- Official cover art (Mega Drive version)
- Developer: Compile
- Publisher: Compile
- Designer: Hitoshi Nishizaka
- Composer: Masanobu Tsukamoto
- Series: Madō Monogatari
- Platforms: Mega Drive, PC Engine, Game Gear
- Release: JP: March 22, 1996;
- Genre: Role-playing video game w/ first-person perspective
- Mode: Single-player

= Madō Monogatari I =

1996 video game

Madō Monogatari I (Note: Madō Monogatari I (魔導物語Ｉ)) is a 1996 role-playing video game developed and published by Compile for the Mega Drive. It is the last official Mega Drive game released in Japan.
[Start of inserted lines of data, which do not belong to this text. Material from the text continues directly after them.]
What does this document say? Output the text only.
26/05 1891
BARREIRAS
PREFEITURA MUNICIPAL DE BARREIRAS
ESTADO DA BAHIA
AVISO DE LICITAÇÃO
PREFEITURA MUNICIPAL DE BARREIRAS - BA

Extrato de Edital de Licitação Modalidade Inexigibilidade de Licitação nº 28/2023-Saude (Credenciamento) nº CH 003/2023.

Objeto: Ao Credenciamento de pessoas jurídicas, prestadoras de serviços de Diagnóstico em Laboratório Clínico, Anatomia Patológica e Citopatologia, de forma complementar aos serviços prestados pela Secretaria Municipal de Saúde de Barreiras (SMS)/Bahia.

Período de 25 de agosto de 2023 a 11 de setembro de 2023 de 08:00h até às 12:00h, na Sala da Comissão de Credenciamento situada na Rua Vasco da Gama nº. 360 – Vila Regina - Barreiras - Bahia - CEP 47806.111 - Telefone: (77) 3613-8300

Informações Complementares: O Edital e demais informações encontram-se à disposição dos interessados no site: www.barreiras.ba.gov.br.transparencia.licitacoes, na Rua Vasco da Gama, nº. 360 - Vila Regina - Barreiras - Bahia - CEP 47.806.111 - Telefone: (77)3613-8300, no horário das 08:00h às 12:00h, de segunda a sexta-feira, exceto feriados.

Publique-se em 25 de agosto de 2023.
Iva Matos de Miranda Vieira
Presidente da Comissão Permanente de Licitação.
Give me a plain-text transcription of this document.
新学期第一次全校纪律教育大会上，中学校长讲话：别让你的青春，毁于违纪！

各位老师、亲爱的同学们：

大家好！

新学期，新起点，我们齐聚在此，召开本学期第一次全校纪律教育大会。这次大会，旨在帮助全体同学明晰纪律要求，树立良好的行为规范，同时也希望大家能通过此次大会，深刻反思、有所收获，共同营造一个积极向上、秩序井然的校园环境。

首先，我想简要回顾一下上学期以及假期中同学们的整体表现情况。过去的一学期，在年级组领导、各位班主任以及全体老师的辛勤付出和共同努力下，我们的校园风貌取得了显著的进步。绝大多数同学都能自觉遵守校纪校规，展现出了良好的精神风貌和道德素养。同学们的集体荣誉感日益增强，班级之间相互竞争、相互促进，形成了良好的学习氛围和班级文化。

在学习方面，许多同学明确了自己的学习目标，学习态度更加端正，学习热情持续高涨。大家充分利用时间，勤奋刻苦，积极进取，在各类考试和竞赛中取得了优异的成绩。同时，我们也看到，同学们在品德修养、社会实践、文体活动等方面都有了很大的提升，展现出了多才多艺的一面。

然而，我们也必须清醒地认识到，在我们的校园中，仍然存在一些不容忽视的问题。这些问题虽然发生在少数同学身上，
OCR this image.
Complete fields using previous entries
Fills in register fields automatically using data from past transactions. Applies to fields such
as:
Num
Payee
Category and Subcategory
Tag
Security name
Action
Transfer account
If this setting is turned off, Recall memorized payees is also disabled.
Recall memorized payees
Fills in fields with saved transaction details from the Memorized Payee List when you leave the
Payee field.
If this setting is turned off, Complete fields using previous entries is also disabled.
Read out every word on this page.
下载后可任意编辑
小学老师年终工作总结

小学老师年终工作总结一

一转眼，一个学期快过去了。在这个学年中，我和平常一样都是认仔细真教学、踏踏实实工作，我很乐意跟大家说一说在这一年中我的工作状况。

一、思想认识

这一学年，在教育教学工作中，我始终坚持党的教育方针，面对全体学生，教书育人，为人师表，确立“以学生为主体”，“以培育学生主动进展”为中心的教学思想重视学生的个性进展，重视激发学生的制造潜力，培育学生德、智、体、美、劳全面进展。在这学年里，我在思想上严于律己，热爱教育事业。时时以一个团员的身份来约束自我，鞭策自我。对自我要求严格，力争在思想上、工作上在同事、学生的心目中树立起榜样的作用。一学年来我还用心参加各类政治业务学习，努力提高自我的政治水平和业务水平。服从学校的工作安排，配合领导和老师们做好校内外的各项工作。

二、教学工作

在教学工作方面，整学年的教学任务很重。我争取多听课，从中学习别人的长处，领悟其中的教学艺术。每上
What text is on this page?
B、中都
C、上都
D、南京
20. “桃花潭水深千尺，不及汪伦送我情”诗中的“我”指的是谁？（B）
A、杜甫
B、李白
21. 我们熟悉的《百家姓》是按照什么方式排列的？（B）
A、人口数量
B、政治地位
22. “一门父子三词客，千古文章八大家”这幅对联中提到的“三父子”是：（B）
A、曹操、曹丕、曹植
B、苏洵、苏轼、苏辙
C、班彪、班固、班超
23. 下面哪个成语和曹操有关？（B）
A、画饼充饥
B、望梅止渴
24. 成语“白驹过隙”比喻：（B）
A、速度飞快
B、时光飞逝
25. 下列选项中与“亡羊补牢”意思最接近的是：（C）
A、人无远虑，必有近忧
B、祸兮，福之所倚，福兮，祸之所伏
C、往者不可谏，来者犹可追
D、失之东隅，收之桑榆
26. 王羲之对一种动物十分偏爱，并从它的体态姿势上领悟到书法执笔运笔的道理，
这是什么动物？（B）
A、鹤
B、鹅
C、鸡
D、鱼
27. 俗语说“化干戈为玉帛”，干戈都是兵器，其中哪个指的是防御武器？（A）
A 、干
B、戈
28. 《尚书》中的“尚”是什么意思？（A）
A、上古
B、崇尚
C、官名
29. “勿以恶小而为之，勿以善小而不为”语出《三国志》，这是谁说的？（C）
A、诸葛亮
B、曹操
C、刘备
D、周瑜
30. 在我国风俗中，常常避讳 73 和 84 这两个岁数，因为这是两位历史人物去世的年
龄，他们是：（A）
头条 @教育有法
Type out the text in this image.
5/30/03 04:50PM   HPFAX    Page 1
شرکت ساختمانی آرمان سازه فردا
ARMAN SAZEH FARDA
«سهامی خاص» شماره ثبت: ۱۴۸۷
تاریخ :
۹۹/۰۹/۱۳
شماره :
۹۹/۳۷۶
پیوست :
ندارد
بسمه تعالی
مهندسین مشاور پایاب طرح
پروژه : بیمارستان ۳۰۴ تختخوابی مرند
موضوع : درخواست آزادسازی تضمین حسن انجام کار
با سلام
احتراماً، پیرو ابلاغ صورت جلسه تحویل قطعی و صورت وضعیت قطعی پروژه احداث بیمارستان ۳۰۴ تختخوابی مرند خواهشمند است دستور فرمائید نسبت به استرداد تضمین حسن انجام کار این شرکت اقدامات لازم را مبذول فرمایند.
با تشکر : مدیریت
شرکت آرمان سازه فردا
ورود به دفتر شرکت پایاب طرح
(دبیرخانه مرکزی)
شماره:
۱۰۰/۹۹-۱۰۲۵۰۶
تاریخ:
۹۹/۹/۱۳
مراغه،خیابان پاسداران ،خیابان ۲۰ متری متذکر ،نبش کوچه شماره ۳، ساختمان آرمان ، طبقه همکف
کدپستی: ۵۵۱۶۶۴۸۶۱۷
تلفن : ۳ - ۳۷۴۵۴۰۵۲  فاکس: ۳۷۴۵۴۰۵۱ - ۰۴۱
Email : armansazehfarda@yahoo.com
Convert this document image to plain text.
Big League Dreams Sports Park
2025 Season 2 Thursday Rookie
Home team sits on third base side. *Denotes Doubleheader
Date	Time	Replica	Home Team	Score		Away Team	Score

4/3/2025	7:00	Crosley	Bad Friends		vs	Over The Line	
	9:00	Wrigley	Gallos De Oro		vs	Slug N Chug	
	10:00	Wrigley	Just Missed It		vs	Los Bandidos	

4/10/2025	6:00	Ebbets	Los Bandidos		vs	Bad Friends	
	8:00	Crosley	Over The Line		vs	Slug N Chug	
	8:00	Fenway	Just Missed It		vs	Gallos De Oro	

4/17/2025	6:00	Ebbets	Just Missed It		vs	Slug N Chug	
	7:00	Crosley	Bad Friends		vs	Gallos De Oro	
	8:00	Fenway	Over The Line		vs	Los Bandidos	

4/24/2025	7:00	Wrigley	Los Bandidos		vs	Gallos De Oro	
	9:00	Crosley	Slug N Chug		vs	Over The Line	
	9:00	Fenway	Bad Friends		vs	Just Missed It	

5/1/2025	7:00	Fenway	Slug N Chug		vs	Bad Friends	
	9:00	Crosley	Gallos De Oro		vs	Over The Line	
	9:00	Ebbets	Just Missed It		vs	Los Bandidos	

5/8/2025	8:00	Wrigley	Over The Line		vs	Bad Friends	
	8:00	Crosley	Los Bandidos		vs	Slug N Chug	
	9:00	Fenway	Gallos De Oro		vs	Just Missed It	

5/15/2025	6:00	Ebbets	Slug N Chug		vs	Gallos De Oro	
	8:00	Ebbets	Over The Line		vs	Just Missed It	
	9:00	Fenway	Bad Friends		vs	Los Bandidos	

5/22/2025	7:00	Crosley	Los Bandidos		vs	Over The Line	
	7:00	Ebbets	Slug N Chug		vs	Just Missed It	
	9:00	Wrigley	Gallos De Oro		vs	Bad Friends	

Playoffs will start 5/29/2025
The game is part of the long-running Madō Monogatari series.

It is a later revision to the Game Gear version, Madō Monogatari I: Mittsu no Madō-kyū, (Note: Madō Monogatari I: Mittsu no Madō-kyū (魔導物語I 3つの魔導球)) which is based on the original MSX and PC98 versions, and borrows heavily from the PC Engine version, Madō Monogatari I: Honō no Sotsuenji. (Note: Madō Monogatari I: Honō no Sotsuenji (魔導物語I 炎の卒園児))

==Gameplay==
The game takes place in a 3D maze with obstacles, enemies, and characters to confront. Attacking monsters is similar to Paladin's Quest and the Phantasy Star series. A few examples of crazy items are Japanese curry, champagne, mini-elephant, and strange little crystals that may summon Santa. There is also a capsule item that allows players to capture enemies in a similar way to the Pokémon video games. Once captured, these enemies will serve as allies to the main player. Both brains and brawn must be used as the battles and puzzles are equally difficult in the lower levels of the game.

==Plot==
Five-year-old Arle Nadja (later the protagonist in the Puyo Puyo series) is a member of the magic school. For her final exam, she must go through the Dark Prince's tower. Her knowledge and skills will be greatly tested with the puzzles and illusions of fiends that are inside. Not all are illusions though, there may be rivals and friends in this tower and Arle has to be on the lookout if she wants to pass this test.